On sait depuis des mois que la situation économique et budgétaire de plusieurs pays européens est catastrophique. Hormis des déclarations d’intention, très peu de choses ont été faites pour résorber, de manière solidaire, ces difficultés.

Les atermoiements des gouvernements de la zone euro (à commencer par la France et l’Allemagne) ont largement fragilisé la situation de la Grèce la rendant très vulnérable vis à vis des marchés. Les spéculateurs ont pu s’en donner à cœur joie en jouant sur les taux d’intérêt de la dette grecque. Par ailleurs, la solidarité européenne n’est pour le moment pas évidente puisque les pays qui vont alimenter la Grèce empruntent aujourd’hui sur les marchés à hauteur de 3% sur des dettes à dix ans et que le taux demandé à ce pays est grimpé mardi à plus de 10% !!! Quel paradoxe…

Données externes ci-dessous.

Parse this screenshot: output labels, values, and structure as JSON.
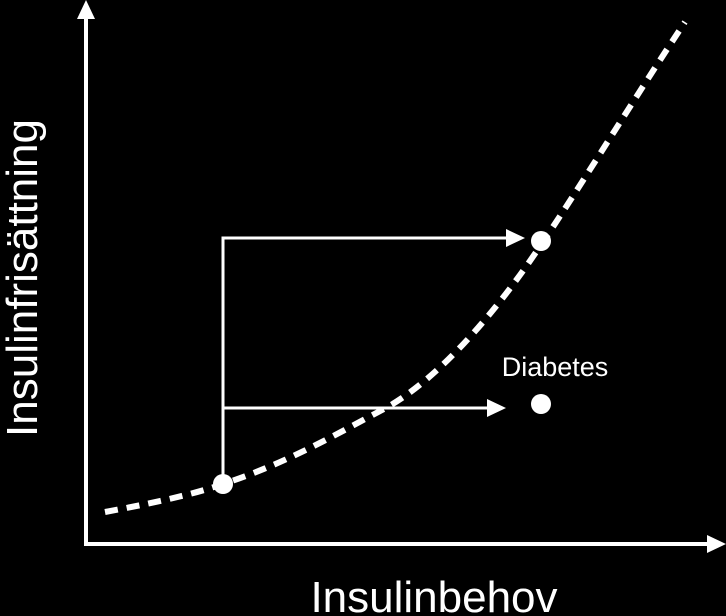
{
  "diagram": {
    "x_axis_label": "Insulinbehov",
    "y_axis_label": "Insulinfrisättning",
    "point_label": "Diabetes",
    "colors": {
      "background": "#000000",
      "foreground": "#ffffff"
    },
    "curve_style": "dashed",
    "arrow_style": "solid"
  }
}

On sait pourtant qu’il est plus que nécessaire de mettre en œuvre un plan de soutien à la Grèce sauf à accepter une crise lourde, durable mais aussi contagieuse pour tous les pays de l’UE. La solidarité européenne ne doit pas pour autant être confondue avec la charité. L’Union Européenne est désormais une communauté de destin.

Il faut demander aux Grecs des efforts budgétaires, c’est indispensable. Cela dit, réparer les errements budgétaires est une chose. Être la proie sans défense de la spéculation en est une autre. La vraie question est de savoir si l’Europe est capable d’assurer l’assistance à un Etat membre en danger.

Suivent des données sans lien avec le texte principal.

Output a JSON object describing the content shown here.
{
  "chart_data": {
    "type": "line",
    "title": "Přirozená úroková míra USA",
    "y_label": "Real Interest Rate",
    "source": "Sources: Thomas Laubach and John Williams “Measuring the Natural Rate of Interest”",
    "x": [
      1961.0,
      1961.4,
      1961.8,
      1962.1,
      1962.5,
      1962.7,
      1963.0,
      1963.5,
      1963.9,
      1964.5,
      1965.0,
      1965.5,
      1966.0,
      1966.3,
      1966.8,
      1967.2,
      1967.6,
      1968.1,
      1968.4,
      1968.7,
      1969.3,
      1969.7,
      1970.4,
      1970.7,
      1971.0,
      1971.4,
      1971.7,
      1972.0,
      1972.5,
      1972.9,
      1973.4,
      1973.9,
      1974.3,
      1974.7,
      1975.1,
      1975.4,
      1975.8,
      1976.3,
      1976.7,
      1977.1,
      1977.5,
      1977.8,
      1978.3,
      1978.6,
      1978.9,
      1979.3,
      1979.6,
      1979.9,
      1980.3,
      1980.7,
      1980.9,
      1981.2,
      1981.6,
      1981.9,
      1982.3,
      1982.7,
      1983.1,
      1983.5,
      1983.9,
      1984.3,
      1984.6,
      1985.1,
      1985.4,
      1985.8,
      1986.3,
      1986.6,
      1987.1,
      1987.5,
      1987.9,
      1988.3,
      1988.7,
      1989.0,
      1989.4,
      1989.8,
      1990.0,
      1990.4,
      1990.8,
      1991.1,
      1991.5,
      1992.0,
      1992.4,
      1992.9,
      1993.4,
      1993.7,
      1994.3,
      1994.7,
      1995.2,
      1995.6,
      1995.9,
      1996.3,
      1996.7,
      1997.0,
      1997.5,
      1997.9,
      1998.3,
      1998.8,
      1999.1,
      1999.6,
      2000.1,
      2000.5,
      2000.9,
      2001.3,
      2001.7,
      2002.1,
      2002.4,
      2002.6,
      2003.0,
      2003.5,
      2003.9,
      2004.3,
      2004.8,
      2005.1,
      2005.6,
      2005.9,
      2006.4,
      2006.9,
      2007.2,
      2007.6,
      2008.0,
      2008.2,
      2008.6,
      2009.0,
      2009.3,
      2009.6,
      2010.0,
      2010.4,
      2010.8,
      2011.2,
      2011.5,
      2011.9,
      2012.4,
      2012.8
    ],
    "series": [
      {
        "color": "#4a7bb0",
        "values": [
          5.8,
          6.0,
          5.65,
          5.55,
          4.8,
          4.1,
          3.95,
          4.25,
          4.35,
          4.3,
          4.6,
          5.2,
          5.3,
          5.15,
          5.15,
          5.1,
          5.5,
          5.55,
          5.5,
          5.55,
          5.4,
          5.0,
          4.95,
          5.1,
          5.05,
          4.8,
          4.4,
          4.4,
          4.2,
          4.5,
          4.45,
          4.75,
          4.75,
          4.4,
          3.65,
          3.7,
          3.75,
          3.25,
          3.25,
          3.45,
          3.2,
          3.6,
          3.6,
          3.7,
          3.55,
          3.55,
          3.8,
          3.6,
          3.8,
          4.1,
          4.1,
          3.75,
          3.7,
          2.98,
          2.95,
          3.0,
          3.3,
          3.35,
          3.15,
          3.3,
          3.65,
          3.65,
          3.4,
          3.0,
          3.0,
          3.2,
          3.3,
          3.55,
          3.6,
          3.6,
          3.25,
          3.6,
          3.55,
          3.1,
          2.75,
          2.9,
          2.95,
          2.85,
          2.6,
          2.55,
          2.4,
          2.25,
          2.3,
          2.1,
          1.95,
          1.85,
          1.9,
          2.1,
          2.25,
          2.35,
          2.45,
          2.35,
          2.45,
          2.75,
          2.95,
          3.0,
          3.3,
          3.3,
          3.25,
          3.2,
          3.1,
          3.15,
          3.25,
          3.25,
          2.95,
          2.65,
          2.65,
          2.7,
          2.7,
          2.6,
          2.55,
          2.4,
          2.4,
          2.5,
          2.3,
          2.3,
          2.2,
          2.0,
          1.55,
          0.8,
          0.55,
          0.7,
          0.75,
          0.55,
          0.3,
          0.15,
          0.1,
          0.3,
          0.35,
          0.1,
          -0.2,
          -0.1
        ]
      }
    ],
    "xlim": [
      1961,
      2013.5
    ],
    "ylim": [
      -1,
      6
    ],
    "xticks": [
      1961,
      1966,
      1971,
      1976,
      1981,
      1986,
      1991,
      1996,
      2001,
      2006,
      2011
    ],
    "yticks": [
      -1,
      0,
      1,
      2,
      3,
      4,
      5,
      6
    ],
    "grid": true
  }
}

Mon sujet d’inquiétude est de constater le dysfonctionnement de l’Union Européenne (que le chef de l'Etat français et le gouvernement ne cessent d’attiser pour des considérations politiciennes) sur ce sujet comme sur d’autres. C’est de voir que l’Europe politique disparaît petit à petit au profit des marchés et des spéculateurs. Que les égoïsmes nationaux reprennent le dessus sur la volonté commune de construire une Europe plus juste et plus solidaire. Qu’il est facile de débloquer des centaines de millions d’euro pour sauver le système bancaire et financier mais que les pays de l’UE ont du mal à trouver les moyens de sauver un des leurs.

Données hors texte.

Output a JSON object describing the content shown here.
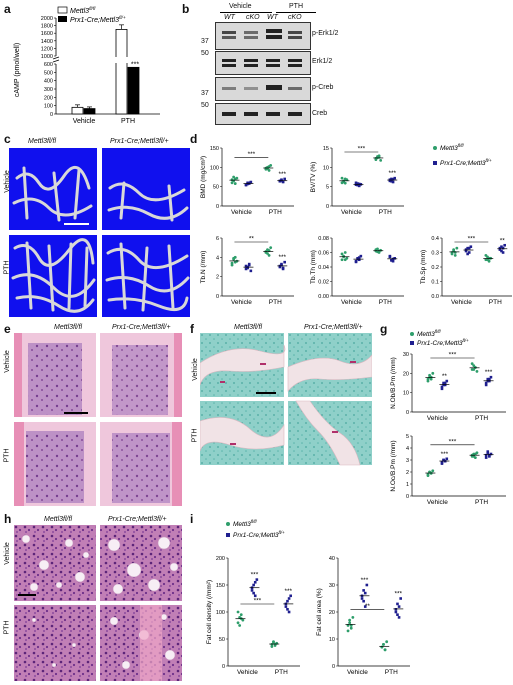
{
  "panels": {
    "a": {
      "letter": "a",
      "legend": [
        "Mettl3fl/fl",
        "Prx1-Cre;Mettl3fl/+"
      ],
      "ylabel": "cAMP (pmol/well)",
      "yticks": [
        "0",
        "100",
        "200",
        "300",
        "400",
        "500",
        "600",
        "1000",
        "1200",
        "1400",
        "1600",
        "1800",
        "2000"
      ],
      "categories": [
        "Vehicle",
        "PTH"
      ],
      "sig": "***"
    },
    "b": {
      "letter": "b",
      "groups": [
        "Vehicle",
        "PTH"
      ],
      "lanes": [
        "WT",
        "cKO",
        "WT",
        "cKO"
      ],
      "bands": [
        "p-Erk1/2",
        "Erk1/2",
        "p-Creb",
        "Creb"
      ],
      "markers": [
        "37",
        "50",
        "37",
        "50"
      ]
    },
    "c": {
      "letter": "c",
      "cols": [
        "Mettl3fl/fl",
        "Prx1-Cre;Mettl3fl/+"
      ],
      "rows": [
        "Vehicle",
        "PTH"
      ]
    },
    "d": {
      "letter": "d",
      "legend": [
        "Mettl3fl/fl",
        "Prx1-Cre;Mettl3fl/+"
      ],
      "xcats": [
        "Vehicle",
        "PTH"
      ]
    },
    "e": {
      "letter": "e",
      "cols": [
        "Mettl3fl/fl",
        "Prx1-Cre;Mettl3fl/+"
      ],
      "rows": [
        "Vehicle",
        "PTH"
      ]
    },
    "f": {
      "letter": "f",
      "cols": [
        "Mettl3fl/fl",
        "Prx1-Cre;Mettl3fl/+"
      ],
      "rows": [
        "Vehicle",
        "PTH"
      ]
    },
    "g": {
      "letter": "g",
      "legend": [
        "Mettl3fl/fl",
        "Prx1-Cre;Mettl3fl/+"
      ]
    },
    "h": {
      "letter": "h",
      "cols": [
        "Mettl3fl/fl",
        "Prx1-Cre;Mettl3fl/+"
      ],
      "rows": [
        "Vehicle",
        "PTH"
      ]
    },
    "i": {
      "letter": "i",
      "legend": [
        "Mettl3fl/fl",
        "Prx1-Cre;Mettl3fl/+"
      ]
    }
  },
  "colors": {
    "wt": "#2e9e6b",
    "ko": "#1f1f8f",
    "ct_bg": "#1010ee",
    "he_pink": "#e9a9c6",
    "he_purple": "#8a4a9a",
    "trap_bg": "#7fc8c2"
  },
  "chart_data": [
    {
      "panel": "a",
      "type": "bar",
      "categories": [
        "Vehicle",
        "PTH"
      ],
      "series": [
        {
          "name": "Mettl3fl/fl",
          "values": [
            80,
            1700
          ],
          "errors": [
            30,
            120
          ]
        },
        {
          "name": "Prx1-Cre;Mettl3fl/+",
          "values": [
            65,
            560
          ],
          "errors": [
            20,
            70
          ]
        }
      ],
      "ylabel": "cAMP (pmol/well)",
      "ylim": [
        0,
        2000
      ],
      "axis_break": [
        600,
        1000
      ]
    },
    {
      "panel": "d",
      "type": "scatter",
      "ylabel": "BMD (mg/cm³)",
      "ylim": [
        0,
        150
      ],
      "yticks": [
        "0",
        "50",
        "100",
        "150"
      ],
      "groups": {
        "wt_vehicle": [
          60,
          65,
          70,
          72,
          68,
          75,
          58
        ],
        "ko_vehicle": [
          55,
          60,
          58,
          62,
          54,
          57,
          60
        ],
        "wt_pth": [
          95,
          100,
          92,
          105,
          98,
          96,
          102
        ],
        "ko_pth": [
          65,
          68,
          62,
          70,
          64,
          66,
          63
        ]
      },
      "sig": {
        "bracket": "***",
        "ko_pth": "***"
      }
    },
    {
      "panel": "d",
      "type": "scatter",
      "ylabel": "BV/TV (%)",
      "ylim": [
        0,
        15
      ],
      "yticks": [
        "0",
        "5",
        "10",
        "15"
      ],
      "groups": {
        "wt_vehicle": [
          6,
          6.5,
          7,
          6.8,
          7.2,
          6.2,
          5.9
        ],
        "ko_vehicle": [
          5.5,
          5.8,
          5.2,
          5.6,
          6.0,
          5.4,
          5.7
        ],
        "wt_pth": [
          12,
          12.5,
          13,
          11.8,
          12.3,
          12.8,
          12.6
        ],
        "ko_pth": [
          6.5,
          7,
          6.2,
          7.2,
          6.8,
          6.4,
          6.9
        ]
      },
      "sig": {
        "bracket": "***",
        "ko_pth": "***"
      }
    },
    {
      "panel": "d",
      "type": "scatter",
      "ylabel": "Tb.N (/mm)",
      "ylim": [
        0,
        6
      ],
      "yticks": [
        "0",
        "2",
        "4",
        "6"
      ],
      "groups": {
        "wt_vehicle": [
          3.4,
          3.8,
          4.0,
          3.6,
          3.2,
          3.9,
          3.5
        ],
        "ko_vehicle": [
          2.8,
          3.0,
          3.2,
          2.6,
          3.1,
          2.9,
          3.3
        ],
        "wt_pth": [
          4.5,
          4.8,
          4.2,
          5.0,
          4.6,
          4.4,
          4.7
        ],
        "ko_pth": [
          3.0,
          3.3,
          2.8,
          3.5,
          3.1,
          3.2,
          2.9
        ]
      },
      "sig": {
        "bracket": "**",
        "ko_pth": "***"
      }
    },
    {
      "panel": "d",
      "type": "scatter",
      "ylabel": "Tb.Th (mm)",
      "ylim": [
        0,
        0.08
      ],
      "yticks": [
        "0.00",
        "0.02",
        "0.04",
        "0.06",
        "0.08"
      ],
      "groups": {
        "wt_vehicle": [
          0.05,
          0.055,
          0.06,
          0.052,
          0.058,
          0.054,
          0.05
        ],
        "ko_vehicle": [
          0.048,
          0.052,
          0.05,
          0.055,
          0.047,
          0.051,
          0.053
        ],
        "wt_pth": [
          0.062,
          0.065,
          0.06,
          0.063,
          0.064,
          0.061,
          0.062
        ],
        "ko_pth": [
          0.055,
          0.05,
          0.048,
          0.052,
          0.054,
          0.049,
          0.051
        ]
      }
    },
    {
      "panel": "d",
      "type": "scatter",
      "ylabel": "Tb.Sp (mm)",
      "ylim": [
        0,
        0.4
      ],
      "yticks": [
        "0.0",
        "0.1",
        "0.2",
        "0.3",
        "0.4"
      ],
      "groups": {
        "wt_vehicle": [
          0.3,
          0.32,
          0.28,
          0.33,
          0.29,
          0.31,
          0.3
        ],
        "ko_vehicle": [
          0.31,
          0.33,
          0.3,
          0.34,
          0.32,
          0.29,
          0.33
        ],
        "wt_pth": [
          0.25,
          0.27,
          0.24,
          0.26,
          0.28,
          0.25,
          0.26
        ],
        "ko_pth": [
          0.32,
          0.34,
          0.3,
          0.35,
          0.33,
          0.31,
          0.33
        ]
      },
      "sig": {
        "bracket": "***",
        "ko_pth": "**"
      }
    },
    {
      "panel": "g",
      "type": "scatter",
      "ylabel": "N.Ob/B.Pm (/mm)",
      "ylim": [
        0,
        30
      ],
      "yticks": [
        "0",
        "10",
        "20",
        "30"
      ],
      "groups": {
        "wt_vehicle": [
          17,
          19,
          18,
          20,
          16,
          18,
          17
        ],
        "ko_vehicle": [
          13,
          15,
          14,
          16,
          12,
          14,
          15
        ],
        "wt_pth": [
          22,
          24,
          23,
          21,
          25,
          22,
          23
        ],
        "ko_pth": [
          15,
          17,
          16,
          18,
          14,
          16,
          17
        ]
      },
      "sig": {
        "bracket": "***",
        "ko_vehicle": "**",
        "ko_pth": "***"
      }
    },
    {
      "panel": "g",
      "type": "scatter",
      "ylabel": "N.Oc/B.Pm (/mm)",
      "ylim": [
        0,
        5
      ],
      "yticks": [
        "0",
        "1",
        "2",
        "3",
        "4",
        "5"
      ],
      "groups": {
        "wt_vehicle": [
          1.8,
          2.0,
          1.9,
          2.1,
          1.7,
          2.0,
          1.9
        ],
        "ko_vehicle": [
          2.8,
          3.0,
          2.9,
          3.1,
          2.7,
          3.0,
          2.9
        ],
        "wt_pth": [
          3.3,
          3.5,
          3.2,
          3.6,
          3.4,
          3.3,
          3.5
        ],
        "ko_pth": [
          3.4,
          3.6,
          3.3,
          3.5,
          3.2,
          3.7,
          3.4
        ]
      },
      "sig": {
        "bracket": "***",
        "ko_vehicle": "***"
      }
    },
    {
      "panel": "i",
      "type": "scatter",
      "ylabel": "Fat cell density (/mm²)",
      "ylim": [
        0,
        200
      ],
      "yticks": [
        "0",
        "50",
        "100",
        "150",
        "200"
      ],
      "groups": {
        "wt_vehicle": [
          80,
          90,
          95,
          85,
          100,
          75,
          88
        ],
        "ko_vehicle": [
          140,
          150,
          130,
          160,
          145,
          135,
          155
        ],
        "wt_pth": [
          40,
          45,
          38,
          42,
          36,
          44,
          40
        ],
        "ko_pth": [
          110,
          120,
          100,
          130,
          115,
          105,
          125
        ]
      },
      "sig": {
        "bracket": "***",
        "ko_vehicle": "***",
        "ko_pth": "***"
      }
    },
    {
      "panel": "i",
      "type": "scatter",
      "ylabel": "Fat cell area (%)",
      "ylim": [
        0,
        40
      ],
      "yticks": [
        "0",
        "10",
        "20",
        "30",
        "40"
      ],
      "groups": {
        "wt_vehicle": [
          15,
          17,
          14,
          18,
          13,
          16,
          15
        ],
        "ko_vehicle": [
          25,
          28,
          22,
          30,
          26,
          24,
          27
        ],
        "wt_pth": [
          7,
          8,
          6,
          9,
          7,
          8,
          6
        ],
        "ko_pth": [
          20,
          23,
          18,
          25,
          21,
          19,
          22
        ]
      },
      "sig": {
        "bracket": "**",
        "ko_vehicle": "***",
        "ko_pth": "***"
      }
    }
  ]
}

C’est vraiment d’une Europe qui ne parle que d’une seule voix dont nous avons besoin. Je continuerai pour ma part à travailler, jour après jour, à la construction d’une vraie Europe politique, sociale et économique qui serve réellement tous les citoyens européens, une Europe des régions et des collectivités locales qui, elles, savent mieux que quiconque le poids et la nécessité de la solidarité !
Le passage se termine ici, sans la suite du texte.